Sunday, July 12, 2015

Dwight Yoakam

Classic country honky-tonk with a touch of punk rock.  As noted in my recent review of his new album, I wasn't listening to country music during Yoakam's early success, but latched on with his late 80's album Just Lookin' For a Hit.  My main reason for loving that album was the duet with Buck Owens on "Streets of Bakersfield," which was a frequent dance tune used at camp rodeo dances in my childhood.
That guitar solo at the start and tejano beat, its a thing of beauty.  "Hey you don't know me but you don't like me, say you care less how I feel."  Great tune.  That 1989 greatest hits album came along after only three albums (Guitars, Cadillacs, Etc., Hillbilly Deluxe, and Buenas Noches from a Lonely Room).  Pretty bold to fire out a hits album after only three albums in three years.  After that, he has two unremarkable albums until 1993's blockbuster This Time.  If you grew up in Texas, you remember seeing this album cover in your friend's car or dorm room at some point.  The big hit off of that album, which clocks in at third most-listened-to on Spotify, is "Fast as You," with 1.7 million listens.
That video is beautiful.  I bet country music videos from the early 90's would all be pretty amazingly bad.  I need to go on a binge watch.  Per YouTube, Yoakam's most popular cities are, no big surprise, Houston and Dallas.  Austin somehow clocks in at 30, behind such country music strongholds as Athens, Paris, Calgary, and Istanbul.  Actually, lots of Canadian cities in that top 30.  Wonder why?  Yoakam is from Tennessee and Ohio.  Weird.

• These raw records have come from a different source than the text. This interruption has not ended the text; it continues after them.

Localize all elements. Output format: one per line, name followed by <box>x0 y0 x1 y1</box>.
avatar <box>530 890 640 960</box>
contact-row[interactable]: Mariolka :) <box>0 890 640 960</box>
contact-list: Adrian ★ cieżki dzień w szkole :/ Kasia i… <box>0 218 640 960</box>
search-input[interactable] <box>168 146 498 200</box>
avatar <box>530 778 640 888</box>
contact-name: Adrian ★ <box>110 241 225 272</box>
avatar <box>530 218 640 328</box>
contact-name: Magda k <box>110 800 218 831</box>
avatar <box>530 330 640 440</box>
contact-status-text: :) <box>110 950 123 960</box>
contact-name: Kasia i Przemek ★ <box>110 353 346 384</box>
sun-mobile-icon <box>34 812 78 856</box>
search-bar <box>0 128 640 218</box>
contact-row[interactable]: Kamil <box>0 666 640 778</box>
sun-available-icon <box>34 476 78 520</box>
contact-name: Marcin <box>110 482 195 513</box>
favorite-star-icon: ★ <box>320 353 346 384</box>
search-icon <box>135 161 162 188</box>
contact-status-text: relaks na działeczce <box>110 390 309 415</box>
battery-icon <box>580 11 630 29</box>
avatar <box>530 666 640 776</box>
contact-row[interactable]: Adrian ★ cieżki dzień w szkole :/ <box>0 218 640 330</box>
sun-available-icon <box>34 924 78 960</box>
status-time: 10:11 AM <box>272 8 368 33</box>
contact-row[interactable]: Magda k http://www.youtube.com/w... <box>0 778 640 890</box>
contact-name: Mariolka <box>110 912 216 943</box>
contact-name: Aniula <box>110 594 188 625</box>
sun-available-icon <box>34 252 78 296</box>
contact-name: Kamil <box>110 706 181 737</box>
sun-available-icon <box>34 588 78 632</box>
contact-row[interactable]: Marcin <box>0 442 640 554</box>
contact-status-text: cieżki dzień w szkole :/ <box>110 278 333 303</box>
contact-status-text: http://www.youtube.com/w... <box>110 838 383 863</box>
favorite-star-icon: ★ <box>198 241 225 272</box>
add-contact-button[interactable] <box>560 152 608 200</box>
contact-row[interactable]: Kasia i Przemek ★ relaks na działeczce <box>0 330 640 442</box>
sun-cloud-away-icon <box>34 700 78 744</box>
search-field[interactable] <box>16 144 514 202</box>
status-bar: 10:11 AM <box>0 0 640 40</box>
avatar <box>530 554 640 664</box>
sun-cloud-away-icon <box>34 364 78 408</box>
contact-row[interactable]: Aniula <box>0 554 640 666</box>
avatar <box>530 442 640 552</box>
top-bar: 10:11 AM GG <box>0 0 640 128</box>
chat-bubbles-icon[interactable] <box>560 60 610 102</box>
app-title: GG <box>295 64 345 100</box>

Yoakam's most listened-to song is a kick ass tune, "Guitars, Cadillacs," with over 2.6 million listens on Spotify.
Wait, did that marquee just show that Yoakam shared a bill with the Violent Femmes?  That is amazing.  And yet another sweet video.  According to Wikipedia, his list of accolades is long, including:

  • "more than 30 singles on the Billboard Hot Country Songs charts"
  • "sold more than 25 million records"
  • "5 Billboard #1 Albums, 12 Gold Albums, and 9 Platinum Albums, including the Triple Platinum This Time."
  • "Honky Tonk Man" was the first country music video ever played on MTV.
  • 2012's Three Pears "was named on annual best of lists by NPR, Rolling Stone, American Songwriter, AOL's The Boot, Entertainment Weekly, The Village Voice, and Rhapsody, and has been included in more critic's "best of 2012" lists than any other artist in the country genre."
  • 3 Grammy Awards.
He is frequently credited with bringing country music to the rock and roll mainstream, as he left Nashville to move to L.A. and played shows at venues that would normally hold rock or punk shows. While I didn't go back and listen to all 25 albums offered by Spotify, I did jam several of the ones I didn't know.  The new album (Second Hand Heart) is good.  The greatest hits compilation released just before that (21st Century Hits" Best of 2000 - 2012) is not especially good.  I can dig 3 Pears.  My hope would be that the set is heavy on the classics, and a look at his most recent show has 6 songs from the new album out of 22 songs played, and the majority of those other tracks were his big hits.  Sounds awesome.

1 comment:

Joseph Cathey said...

Dwight has been so good for so wrong that it's kind of ridiculous. I'm really hoping he plays a one-off show at a smaller venue in town - i'm there.